Initiation ritual to be scrutinised

March 30, 2001

South Africa's Human Rights Commission is to investigate initiation rites after a student at the University of Stellenbosch was knocked down and killed while walking along a highway with a group of fellow students late at night.

The companions of Charl Strydom, 19, said that the accident occurred during an old ritual of the Huis Visser residence in which students walk in their underwear along the same route each year.

Students have claimed in the local press that initiation ceremonies - some involving violent attacks - are common on campus.

The university fired the head of the residence, launched an internal inquiry and said that it prohibited any practice that breached the constitution and the rights of the individual.

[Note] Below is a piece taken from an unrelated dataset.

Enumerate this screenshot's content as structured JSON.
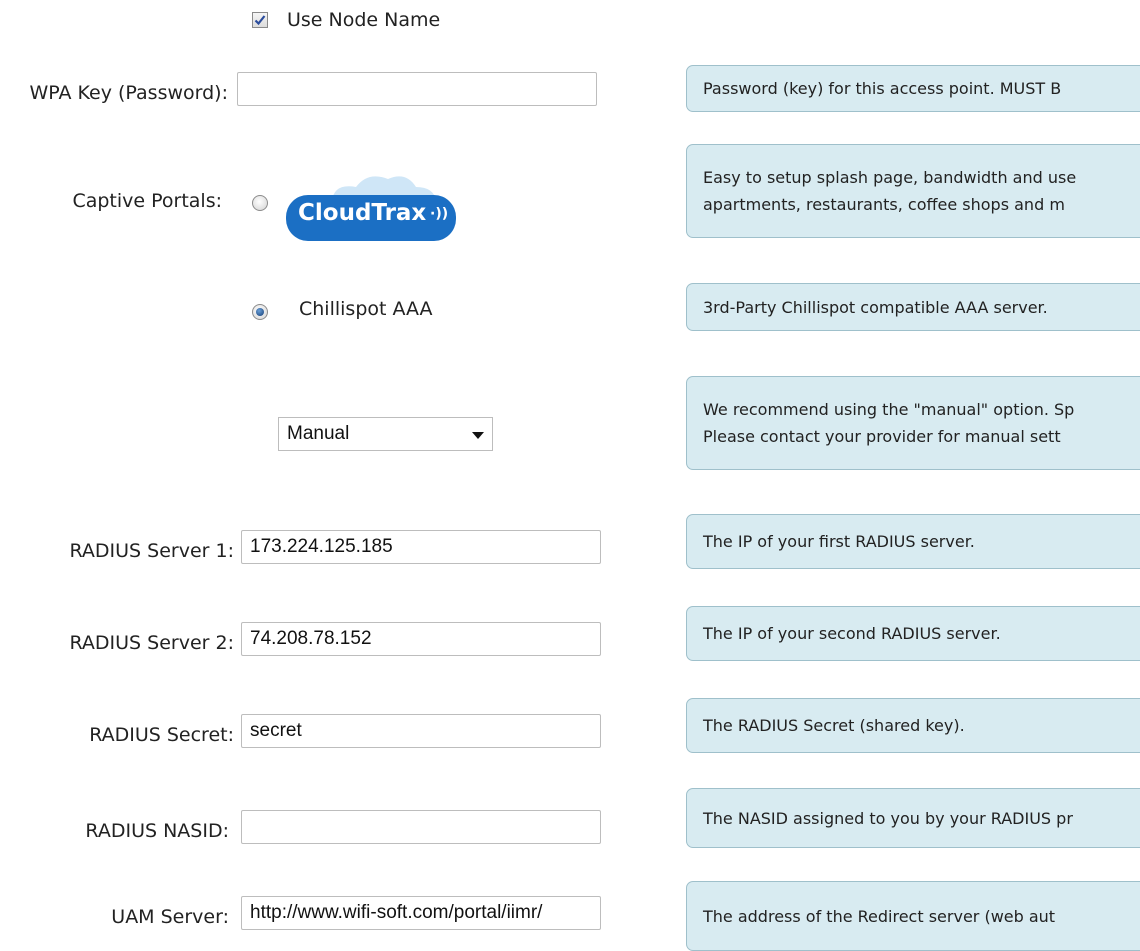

Spokesman Hans-Peter Bakker said the fact that students were walking around late at night was reason enough to investigate the matter. He added that the institution had largely managed to put an end to initiation practices involving first-year students.

But such assurances were not enough for education minister Kader Asmal, who announced that the Strydom incident was being referred to the Human Rights Commission.

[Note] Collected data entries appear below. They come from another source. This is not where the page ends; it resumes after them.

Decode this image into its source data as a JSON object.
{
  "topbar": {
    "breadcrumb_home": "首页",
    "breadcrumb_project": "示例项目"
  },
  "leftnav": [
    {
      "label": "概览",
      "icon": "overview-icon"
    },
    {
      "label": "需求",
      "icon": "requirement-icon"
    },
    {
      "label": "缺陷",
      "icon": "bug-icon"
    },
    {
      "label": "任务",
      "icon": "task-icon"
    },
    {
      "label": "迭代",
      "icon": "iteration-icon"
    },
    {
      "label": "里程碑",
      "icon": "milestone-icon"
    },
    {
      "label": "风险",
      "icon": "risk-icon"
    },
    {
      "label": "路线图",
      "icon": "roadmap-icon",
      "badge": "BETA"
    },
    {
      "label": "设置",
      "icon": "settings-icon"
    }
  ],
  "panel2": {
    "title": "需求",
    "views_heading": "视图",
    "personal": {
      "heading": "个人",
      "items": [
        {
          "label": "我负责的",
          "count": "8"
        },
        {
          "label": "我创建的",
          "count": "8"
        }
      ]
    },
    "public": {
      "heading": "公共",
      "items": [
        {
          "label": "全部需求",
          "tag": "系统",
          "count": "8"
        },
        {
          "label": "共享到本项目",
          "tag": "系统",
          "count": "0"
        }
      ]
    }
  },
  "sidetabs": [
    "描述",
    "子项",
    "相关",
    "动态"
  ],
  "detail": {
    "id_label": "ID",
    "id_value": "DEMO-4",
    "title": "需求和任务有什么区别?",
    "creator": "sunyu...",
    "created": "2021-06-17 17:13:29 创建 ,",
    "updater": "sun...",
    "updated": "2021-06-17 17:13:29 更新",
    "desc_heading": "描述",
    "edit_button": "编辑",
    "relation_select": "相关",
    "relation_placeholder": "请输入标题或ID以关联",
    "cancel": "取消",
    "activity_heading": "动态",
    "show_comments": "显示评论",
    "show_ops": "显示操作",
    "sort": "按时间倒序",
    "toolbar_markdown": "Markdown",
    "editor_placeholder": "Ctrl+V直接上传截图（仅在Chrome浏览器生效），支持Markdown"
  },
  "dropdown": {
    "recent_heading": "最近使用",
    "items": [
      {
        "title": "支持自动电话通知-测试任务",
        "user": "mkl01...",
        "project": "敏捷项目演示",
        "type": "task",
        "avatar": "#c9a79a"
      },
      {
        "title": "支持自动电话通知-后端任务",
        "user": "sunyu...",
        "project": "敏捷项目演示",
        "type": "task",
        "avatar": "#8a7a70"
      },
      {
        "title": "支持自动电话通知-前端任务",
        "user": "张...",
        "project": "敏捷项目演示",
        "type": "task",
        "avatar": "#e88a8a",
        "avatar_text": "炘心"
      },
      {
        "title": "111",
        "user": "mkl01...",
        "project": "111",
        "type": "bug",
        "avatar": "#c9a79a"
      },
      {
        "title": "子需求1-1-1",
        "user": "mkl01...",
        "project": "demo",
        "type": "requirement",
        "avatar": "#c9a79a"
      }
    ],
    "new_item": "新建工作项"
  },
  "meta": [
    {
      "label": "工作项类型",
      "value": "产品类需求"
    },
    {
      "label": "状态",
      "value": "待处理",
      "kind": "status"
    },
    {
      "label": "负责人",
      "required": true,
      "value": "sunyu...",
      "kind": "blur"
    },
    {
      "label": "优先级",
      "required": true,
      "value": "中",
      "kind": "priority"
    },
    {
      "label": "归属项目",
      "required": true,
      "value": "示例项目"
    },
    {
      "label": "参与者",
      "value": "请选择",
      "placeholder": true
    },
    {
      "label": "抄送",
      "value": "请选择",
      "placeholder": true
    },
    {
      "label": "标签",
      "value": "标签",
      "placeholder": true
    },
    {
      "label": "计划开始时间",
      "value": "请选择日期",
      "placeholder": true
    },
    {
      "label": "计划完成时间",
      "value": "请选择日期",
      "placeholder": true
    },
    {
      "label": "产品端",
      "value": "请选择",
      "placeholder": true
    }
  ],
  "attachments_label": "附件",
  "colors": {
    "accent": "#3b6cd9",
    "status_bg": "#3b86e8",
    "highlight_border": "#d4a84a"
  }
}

He said he had been considering acting against initiation ceremonies for some time and had decided to do so after receiving a letter signed by the former editors of the Stellenbosch University student journal, Die Matie , urging him to do so.

Christopher Cameron, of the South African Liberal Students Association, told the Cape Times that Mr Strydom's death was not the first to occur during initiation rites.

He said: "Every year we get reports of students with broken legs and arms as a result of accidents, but it is sometimes the emotional damage done to students which is the worst."